CAP
Theorem
The physics of distributed systems. Eric Brewer's fundamental law that dictates what you must sacrifice when the network fails.
Defining C, A, and P
Consistency (C)
Every read receives the most recent write or an error. All nodes see the same data at the same time.
Availability (A)
Every request receives a (non-error) response, without the guarantee that it contains the most recent write.
Partition Tolerance (P)
The system continues to operate despite an arbitrary number of messages being dropped by the network.

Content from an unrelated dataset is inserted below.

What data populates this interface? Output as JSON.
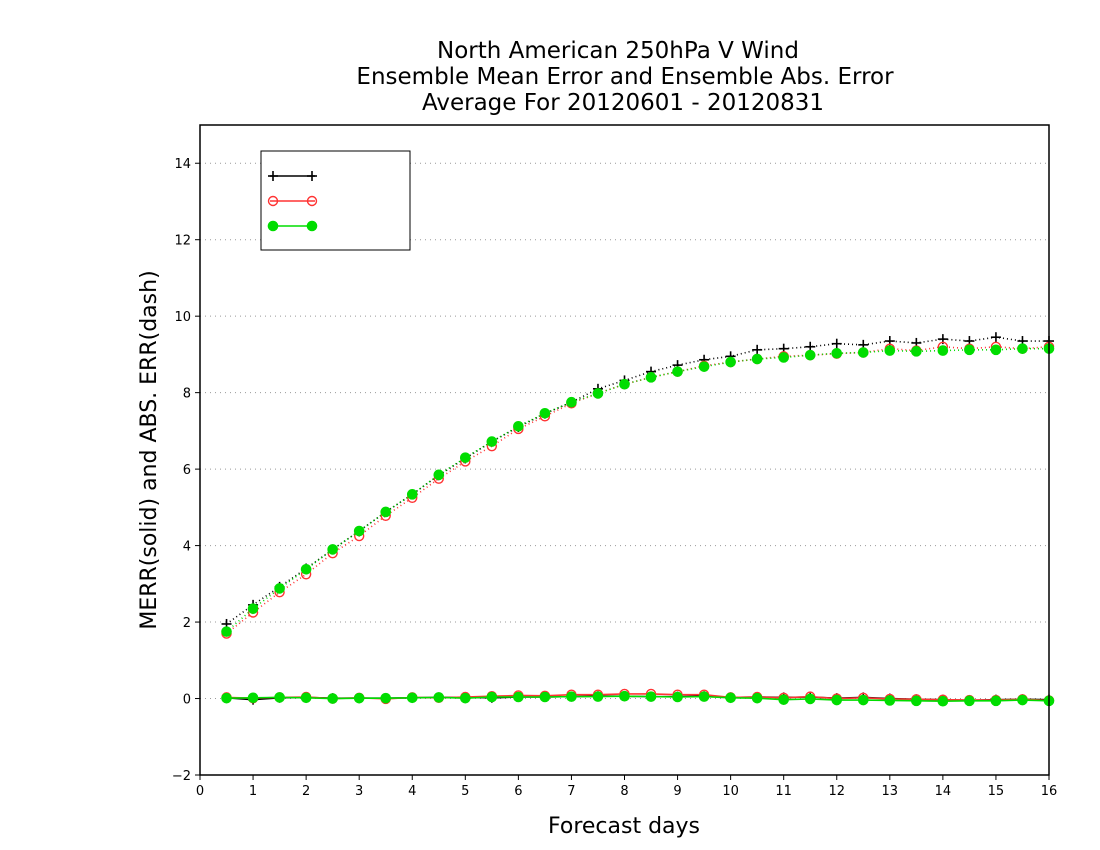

Why Partition Tolerance is Mandatory
In a real-world network, partitions (failures) **will** happen. Cables get cut, routers reboot, and switches fail.
P is NOT A CHOICE.
"If you lose Partition Tolerance, your system isn't distributed—it's just a single server."
Pick Two: CP vs AP
CP: Consistency + Partition
When a partition occurs, the system stops accepting writes to Ensure data integrity. It chooses **Reliability over Availability**.

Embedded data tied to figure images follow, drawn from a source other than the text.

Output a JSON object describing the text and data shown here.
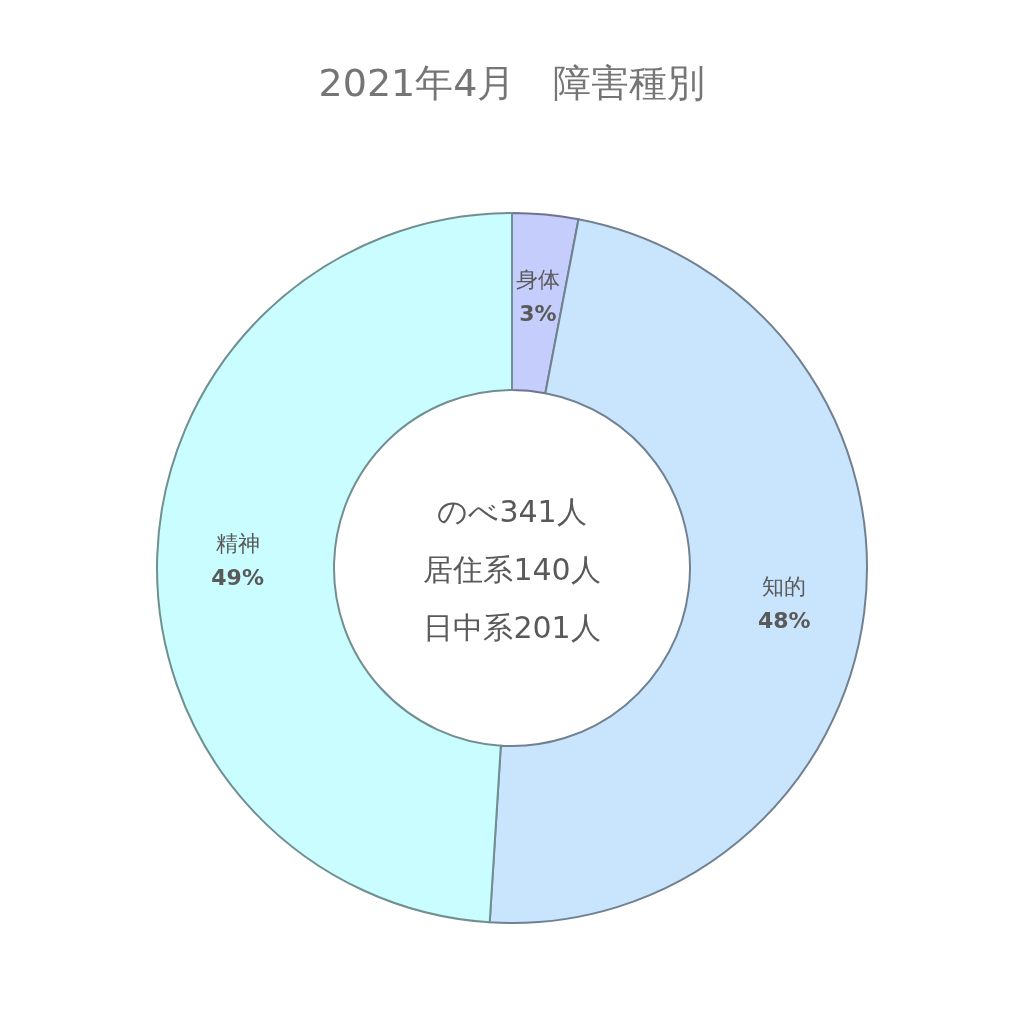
{
  "chart_data": {
    "type": "donut",
    "title": "2021年4月　障害種別",
    "categories": [
      "身体",
      "知的",
      "精神"
    ],
    "values": [
      3,
      48,
      49
    ],
    "colors": [
      "#c4cdfb",
      "#c9e5fd",
      "#c9fdff"
    ],
    "value_labels": [
      "3%",
      "48%",
      "49%"
    ],
    "annotations": [
      "のべ341人",
      "居住系140人",
      "日中系201人"
    ]
  }
}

AP: Availability + Partition
The system continues to accept writes on all nodes. Data may be inconsistent, but the system is **Always Available**.
The CA Lie
You often see "CA" (Consistency + Availability) systems mentioned. In a distributed environment, **CA does not exist**.
A CA system requires 0 network failures. Since that is physically impossible in a network of more than 1 machine, you cannot build a CA distributed system.
Beyond CAP: PACELC
CAP only tells us what happens during a **Partition (P)**. What about when things are working fine?
"If there is a Partition (P), choose (A) or (C)..."
"Else (E), choose Latency (L) or Consistency (C)."